“All rights and freedoms are interrelated and complementary, and there is an obvious correlation between democracy and human rights.” With these important words, the Egyptian President Abdel Fattah El-Sisi launched the National Strategy for Human Rights, on September 11th, to mark a new era for human rights in Egypt.
The National Strategy for Human Rights is the first document of its kind in the history of Egypt. In 2018, the Egyptian Prime Minister founded a new committee, with the name “The Permanent Higher Committee for Human Rights.” The purpose of this new governmental committee is to help the Egyptian state improve its human rights record and practices. For three years, the committee worked in cooperation with government bodies, national councils for human and women’s rights, religious institutions, and human rights organizations, on developing an implementable strategy to reach that goal. Meanwhile, the committee is responsible to handle all complaints by local and international organizations related to human rights violations in Egypt.
The Egyptian state’s performance related to human rights has always been a daunting issue in Egypt’s relations with the world. While Egypt’s western allies pushed the Egyptian government to focus on improving civil and political rights, the Egyptian state gave the priority to social and economic rights. This created situations of misunderstanding between Egypt and key players in the international community. A few months ago, during his visit to France, President El-Sisi had to go through a live debate to refute claims about Egypt’s systematic violations of human rights, as was offered by some journalists. Meanwhile, some advocacy campaigns against the Egyptian state, in the decision-making circles of the United States, has been calling for cutting economic and military aid to Egypt, for similar claims of human rights violations.

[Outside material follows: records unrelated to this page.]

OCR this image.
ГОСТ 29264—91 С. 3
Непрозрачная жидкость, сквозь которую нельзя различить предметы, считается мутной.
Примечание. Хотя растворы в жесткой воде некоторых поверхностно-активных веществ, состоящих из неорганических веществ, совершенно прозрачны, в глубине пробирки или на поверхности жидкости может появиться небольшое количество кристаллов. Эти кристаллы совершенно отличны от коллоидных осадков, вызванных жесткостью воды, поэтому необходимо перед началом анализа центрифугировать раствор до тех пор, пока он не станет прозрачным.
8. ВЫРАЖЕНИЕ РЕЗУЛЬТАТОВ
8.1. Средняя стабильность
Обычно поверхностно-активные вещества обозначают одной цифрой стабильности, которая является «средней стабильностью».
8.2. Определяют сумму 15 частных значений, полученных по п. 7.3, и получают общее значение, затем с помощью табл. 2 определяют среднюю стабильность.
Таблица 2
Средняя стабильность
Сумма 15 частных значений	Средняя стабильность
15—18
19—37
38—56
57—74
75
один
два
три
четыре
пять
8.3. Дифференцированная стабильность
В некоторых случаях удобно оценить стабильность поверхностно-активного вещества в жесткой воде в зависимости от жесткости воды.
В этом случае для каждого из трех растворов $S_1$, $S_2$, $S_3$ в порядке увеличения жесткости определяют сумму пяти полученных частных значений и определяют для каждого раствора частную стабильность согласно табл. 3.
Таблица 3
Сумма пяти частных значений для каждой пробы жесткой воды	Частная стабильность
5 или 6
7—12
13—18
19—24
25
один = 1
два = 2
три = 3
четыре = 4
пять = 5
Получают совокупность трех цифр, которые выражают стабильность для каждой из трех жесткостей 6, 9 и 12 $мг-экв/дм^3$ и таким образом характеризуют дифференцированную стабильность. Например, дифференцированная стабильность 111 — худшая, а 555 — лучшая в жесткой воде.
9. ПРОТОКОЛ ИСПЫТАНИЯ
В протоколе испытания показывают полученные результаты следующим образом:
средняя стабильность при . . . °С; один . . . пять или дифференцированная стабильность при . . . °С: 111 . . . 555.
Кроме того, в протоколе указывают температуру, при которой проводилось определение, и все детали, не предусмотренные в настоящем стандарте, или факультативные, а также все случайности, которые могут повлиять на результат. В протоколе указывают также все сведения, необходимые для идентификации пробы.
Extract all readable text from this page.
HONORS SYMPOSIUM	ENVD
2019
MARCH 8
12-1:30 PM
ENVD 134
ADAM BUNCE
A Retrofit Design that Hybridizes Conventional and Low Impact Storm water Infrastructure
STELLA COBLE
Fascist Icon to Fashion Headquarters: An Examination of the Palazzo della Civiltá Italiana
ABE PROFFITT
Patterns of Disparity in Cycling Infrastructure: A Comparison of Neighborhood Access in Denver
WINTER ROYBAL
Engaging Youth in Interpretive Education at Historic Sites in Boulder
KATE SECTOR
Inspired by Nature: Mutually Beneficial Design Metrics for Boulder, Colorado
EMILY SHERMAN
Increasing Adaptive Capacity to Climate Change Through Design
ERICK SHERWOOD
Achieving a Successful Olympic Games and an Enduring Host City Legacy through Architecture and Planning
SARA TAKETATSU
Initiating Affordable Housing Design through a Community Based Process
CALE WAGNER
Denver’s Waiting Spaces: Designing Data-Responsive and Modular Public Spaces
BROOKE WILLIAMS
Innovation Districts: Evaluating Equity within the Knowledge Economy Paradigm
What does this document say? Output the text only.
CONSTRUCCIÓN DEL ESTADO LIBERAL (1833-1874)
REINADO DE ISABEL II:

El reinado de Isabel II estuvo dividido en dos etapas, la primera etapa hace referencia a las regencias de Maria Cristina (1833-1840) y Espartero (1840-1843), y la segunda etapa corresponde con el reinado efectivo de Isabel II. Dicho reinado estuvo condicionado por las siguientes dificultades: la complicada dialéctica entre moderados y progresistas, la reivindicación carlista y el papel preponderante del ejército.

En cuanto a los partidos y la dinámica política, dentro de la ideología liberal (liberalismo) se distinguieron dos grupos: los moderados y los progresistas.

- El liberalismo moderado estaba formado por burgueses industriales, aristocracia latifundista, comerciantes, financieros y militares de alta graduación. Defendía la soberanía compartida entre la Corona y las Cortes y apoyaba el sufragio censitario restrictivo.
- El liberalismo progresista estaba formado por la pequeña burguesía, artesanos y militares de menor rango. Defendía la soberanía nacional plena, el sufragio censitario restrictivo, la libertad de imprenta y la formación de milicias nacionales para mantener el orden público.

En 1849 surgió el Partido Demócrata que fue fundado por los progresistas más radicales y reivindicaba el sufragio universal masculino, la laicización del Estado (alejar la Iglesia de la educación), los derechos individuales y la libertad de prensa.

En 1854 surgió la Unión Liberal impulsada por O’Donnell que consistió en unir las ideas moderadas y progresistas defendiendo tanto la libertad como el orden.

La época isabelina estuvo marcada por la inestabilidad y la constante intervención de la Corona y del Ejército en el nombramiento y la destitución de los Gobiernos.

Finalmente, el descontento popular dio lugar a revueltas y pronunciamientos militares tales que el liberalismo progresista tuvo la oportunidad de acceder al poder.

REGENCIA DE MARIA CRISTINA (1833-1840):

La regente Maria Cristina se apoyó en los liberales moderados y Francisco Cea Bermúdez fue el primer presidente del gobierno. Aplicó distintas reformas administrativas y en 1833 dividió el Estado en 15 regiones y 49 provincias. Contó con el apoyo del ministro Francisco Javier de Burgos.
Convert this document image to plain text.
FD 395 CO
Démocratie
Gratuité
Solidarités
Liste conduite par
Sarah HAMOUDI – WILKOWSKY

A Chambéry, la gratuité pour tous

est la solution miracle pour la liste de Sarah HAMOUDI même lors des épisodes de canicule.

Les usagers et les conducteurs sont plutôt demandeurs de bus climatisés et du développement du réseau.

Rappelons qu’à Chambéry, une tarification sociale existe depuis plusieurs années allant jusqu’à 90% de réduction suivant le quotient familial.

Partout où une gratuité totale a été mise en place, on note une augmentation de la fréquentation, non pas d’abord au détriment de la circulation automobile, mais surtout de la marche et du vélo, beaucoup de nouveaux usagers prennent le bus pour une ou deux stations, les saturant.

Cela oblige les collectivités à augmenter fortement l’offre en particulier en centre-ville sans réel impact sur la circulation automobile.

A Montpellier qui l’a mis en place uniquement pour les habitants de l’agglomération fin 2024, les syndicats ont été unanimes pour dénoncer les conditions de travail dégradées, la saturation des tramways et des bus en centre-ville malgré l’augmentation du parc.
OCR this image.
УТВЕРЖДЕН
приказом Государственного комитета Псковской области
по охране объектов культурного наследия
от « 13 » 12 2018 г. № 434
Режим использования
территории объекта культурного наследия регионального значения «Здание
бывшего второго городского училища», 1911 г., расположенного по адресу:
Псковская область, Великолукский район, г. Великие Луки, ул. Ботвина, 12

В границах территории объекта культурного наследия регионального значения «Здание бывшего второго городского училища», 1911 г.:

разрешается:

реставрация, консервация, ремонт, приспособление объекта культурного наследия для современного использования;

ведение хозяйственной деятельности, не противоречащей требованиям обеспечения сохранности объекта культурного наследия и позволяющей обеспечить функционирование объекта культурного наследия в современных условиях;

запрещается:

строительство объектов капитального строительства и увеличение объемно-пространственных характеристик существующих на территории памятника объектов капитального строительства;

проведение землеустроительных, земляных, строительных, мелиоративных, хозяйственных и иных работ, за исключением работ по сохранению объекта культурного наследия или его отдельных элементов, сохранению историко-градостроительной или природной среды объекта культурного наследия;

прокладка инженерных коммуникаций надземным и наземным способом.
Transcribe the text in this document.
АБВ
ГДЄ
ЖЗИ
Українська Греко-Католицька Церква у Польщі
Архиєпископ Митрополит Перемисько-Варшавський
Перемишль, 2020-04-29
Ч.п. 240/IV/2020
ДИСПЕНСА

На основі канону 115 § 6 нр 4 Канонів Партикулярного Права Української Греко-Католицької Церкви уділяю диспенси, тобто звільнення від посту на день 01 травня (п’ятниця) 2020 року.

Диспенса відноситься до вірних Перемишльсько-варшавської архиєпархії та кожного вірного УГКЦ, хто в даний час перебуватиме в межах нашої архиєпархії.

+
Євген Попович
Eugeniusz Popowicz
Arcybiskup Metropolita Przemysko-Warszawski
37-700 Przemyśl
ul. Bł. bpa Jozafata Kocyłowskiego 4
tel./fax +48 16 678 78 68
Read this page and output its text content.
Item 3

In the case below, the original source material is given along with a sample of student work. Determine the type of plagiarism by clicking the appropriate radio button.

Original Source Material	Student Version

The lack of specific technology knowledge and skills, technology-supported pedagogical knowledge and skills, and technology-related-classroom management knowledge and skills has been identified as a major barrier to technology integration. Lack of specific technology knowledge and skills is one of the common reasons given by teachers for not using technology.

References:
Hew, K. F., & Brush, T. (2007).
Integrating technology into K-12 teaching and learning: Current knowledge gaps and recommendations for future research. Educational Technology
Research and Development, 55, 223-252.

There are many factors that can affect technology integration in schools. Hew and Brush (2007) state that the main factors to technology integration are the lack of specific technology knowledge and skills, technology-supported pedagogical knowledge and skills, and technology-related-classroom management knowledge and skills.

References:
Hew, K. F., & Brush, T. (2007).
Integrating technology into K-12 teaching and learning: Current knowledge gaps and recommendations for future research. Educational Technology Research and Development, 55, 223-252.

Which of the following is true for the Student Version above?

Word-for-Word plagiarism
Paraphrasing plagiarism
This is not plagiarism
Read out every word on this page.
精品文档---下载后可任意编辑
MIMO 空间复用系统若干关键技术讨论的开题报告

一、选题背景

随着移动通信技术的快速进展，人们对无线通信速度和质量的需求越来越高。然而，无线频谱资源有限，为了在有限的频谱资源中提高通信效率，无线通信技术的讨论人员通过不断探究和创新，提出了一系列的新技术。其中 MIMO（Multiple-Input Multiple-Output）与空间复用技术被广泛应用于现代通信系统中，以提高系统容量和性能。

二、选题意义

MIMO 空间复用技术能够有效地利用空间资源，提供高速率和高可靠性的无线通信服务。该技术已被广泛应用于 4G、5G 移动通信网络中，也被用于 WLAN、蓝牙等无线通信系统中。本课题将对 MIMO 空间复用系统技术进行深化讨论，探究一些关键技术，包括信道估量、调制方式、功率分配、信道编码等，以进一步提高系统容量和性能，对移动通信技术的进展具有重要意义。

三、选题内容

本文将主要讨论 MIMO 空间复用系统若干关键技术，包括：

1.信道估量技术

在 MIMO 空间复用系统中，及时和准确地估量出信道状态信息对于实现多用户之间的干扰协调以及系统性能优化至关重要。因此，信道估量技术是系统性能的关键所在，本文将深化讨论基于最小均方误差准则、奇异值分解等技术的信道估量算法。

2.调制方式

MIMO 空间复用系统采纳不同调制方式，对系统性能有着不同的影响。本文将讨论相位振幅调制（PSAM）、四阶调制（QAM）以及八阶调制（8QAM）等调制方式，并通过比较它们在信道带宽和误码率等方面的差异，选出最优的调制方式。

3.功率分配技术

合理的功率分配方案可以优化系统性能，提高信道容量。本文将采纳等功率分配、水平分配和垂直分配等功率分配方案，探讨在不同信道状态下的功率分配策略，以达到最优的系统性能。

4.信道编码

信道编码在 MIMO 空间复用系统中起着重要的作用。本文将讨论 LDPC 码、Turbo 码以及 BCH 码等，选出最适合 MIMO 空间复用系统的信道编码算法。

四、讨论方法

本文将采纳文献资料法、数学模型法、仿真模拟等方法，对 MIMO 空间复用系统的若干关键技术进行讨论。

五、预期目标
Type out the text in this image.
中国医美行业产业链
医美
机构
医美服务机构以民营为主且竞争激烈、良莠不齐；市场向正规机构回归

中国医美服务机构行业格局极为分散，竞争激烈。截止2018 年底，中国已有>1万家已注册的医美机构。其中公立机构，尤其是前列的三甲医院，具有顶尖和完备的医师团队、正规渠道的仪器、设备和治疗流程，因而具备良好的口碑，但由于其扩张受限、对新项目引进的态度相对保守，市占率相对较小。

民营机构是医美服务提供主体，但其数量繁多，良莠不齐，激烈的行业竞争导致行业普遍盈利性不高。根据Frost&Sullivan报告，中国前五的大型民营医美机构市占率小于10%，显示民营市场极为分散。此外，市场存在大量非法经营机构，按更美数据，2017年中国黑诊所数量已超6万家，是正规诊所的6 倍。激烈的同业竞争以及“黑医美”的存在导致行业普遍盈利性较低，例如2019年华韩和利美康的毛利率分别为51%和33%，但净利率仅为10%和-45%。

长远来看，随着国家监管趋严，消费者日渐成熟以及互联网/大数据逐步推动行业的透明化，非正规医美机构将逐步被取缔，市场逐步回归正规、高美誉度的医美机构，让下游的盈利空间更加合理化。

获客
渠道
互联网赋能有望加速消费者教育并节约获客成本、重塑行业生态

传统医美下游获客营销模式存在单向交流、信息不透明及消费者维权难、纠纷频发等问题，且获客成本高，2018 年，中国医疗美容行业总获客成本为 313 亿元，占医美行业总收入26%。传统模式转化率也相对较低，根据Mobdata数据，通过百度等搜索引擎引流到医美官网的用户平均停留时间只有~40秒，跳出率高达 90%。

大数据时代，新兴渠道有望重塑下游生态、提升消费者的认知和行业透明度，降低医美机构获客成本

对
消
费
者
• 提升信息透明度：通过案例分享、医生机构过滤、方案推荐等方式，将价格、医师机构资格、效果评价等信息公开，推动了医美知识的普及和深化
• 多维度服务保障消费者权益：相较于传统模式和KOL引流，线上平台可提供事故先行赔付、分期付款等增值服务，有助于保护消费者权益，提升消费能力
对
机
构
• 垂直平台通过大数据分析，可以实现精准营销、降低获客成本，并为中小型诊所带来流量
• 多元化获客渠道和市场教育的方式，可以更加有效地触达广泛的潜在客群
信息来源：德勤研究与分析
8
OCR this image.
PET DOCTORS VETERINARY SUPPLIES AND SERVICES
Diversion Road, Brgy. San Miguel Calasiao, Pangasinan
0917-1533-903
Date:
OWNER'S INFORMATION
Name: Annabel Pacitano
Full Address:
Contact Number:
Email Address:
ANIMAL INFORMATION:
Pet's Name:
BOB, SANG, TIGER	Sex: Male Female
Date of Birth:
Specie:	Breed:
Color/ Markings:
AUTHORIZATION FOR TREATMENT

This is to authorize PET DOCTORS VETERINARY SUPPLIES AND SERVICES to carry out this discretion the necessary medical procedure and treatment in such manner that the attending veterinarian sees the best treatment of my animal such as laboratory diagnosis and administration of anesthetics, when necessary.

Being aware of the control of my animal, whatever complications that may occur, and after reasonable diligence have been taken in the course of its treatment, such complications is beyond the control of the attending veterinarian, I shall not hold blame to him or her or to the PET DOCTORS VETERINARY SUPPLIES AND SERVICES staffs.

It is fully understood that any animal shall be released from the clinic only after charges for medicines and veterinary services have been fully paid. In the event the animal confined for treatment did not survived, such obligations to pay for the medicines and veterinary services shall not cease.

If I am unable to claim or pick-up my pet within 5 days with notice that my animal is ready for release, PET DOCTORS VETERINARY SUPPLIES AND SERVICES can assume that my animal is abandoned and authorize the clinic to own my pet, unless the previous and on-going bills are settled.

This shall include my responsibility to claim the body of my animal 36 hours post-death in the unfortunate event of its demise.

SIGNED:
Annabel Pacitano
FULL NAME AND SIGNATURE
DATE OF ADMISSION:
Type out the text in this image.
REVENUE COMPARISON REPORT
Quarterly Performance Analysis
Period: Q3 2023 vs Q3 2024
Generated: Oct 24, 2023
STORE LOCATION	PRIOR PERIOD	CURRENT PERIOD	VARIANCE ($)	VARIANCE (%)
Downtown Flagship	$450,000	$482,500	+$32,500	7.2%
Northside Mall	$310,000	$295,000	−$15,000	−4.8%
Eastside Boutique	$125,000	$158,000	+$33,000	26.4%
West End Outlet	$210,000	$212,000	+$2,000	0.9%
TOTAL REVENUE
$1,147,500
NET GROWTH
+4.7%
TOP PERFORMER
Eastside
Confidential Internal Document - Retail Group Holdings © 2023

No one could claim that Egypt is an ideal country wherein human rights principles are fully guaranteed and respected. Egypt suffers from chronic deficiencies on this issue, mostly inherited from the long era of corruption and tyranny under Mubarak. The Egyptian state does not deny this fact and has been sincerely working, for seven years, to improve human rights conditions, amidst countless political and security challenges. Despite the delay on reforming civil and political rights, Egypt witnessed a leap on improving economic, social, and cultural rights, thanks to new legislative amendments and national projects targeting improving health, housing, and security conditions, as well as protecting freedom of religion.
Nevertheless, the real obstacle which has always been preventing Egypt from making tangible progress on the civil and political rights agenda, is not the lack of will or lack of sincerity by the political leadership. The essence of the problem lies in the poor choices the government used to make in relation to the mechanisms used and individuals entrusted with handling this extremely complicated portfolio of advancing human rights. The new governmental permanent committee and its newly released national strategy for human rights came specifically to fix this flaw.
The National Human Rights Strategy, launched by President El-Sisi on Saturday, is the first long-term action plan to develop the Egyptian state’s performance on issues related to human rights advancement. The strategy is built on key four pillars: advancing economic, social, and cultural rights; advancing the rights of women and children; advancing the rights of the people with disabilities, youth, and the elderly; and the dissemination of human rights culture among the public. This will happen, taking into account a very important point, which President Sisi pointed out at the launch ceremony. That is “to keep a balance between citizen’s rights and duties, individual rights and societal obligations, and fighting corruption to ensure the enjoyment of rights and freedoms.”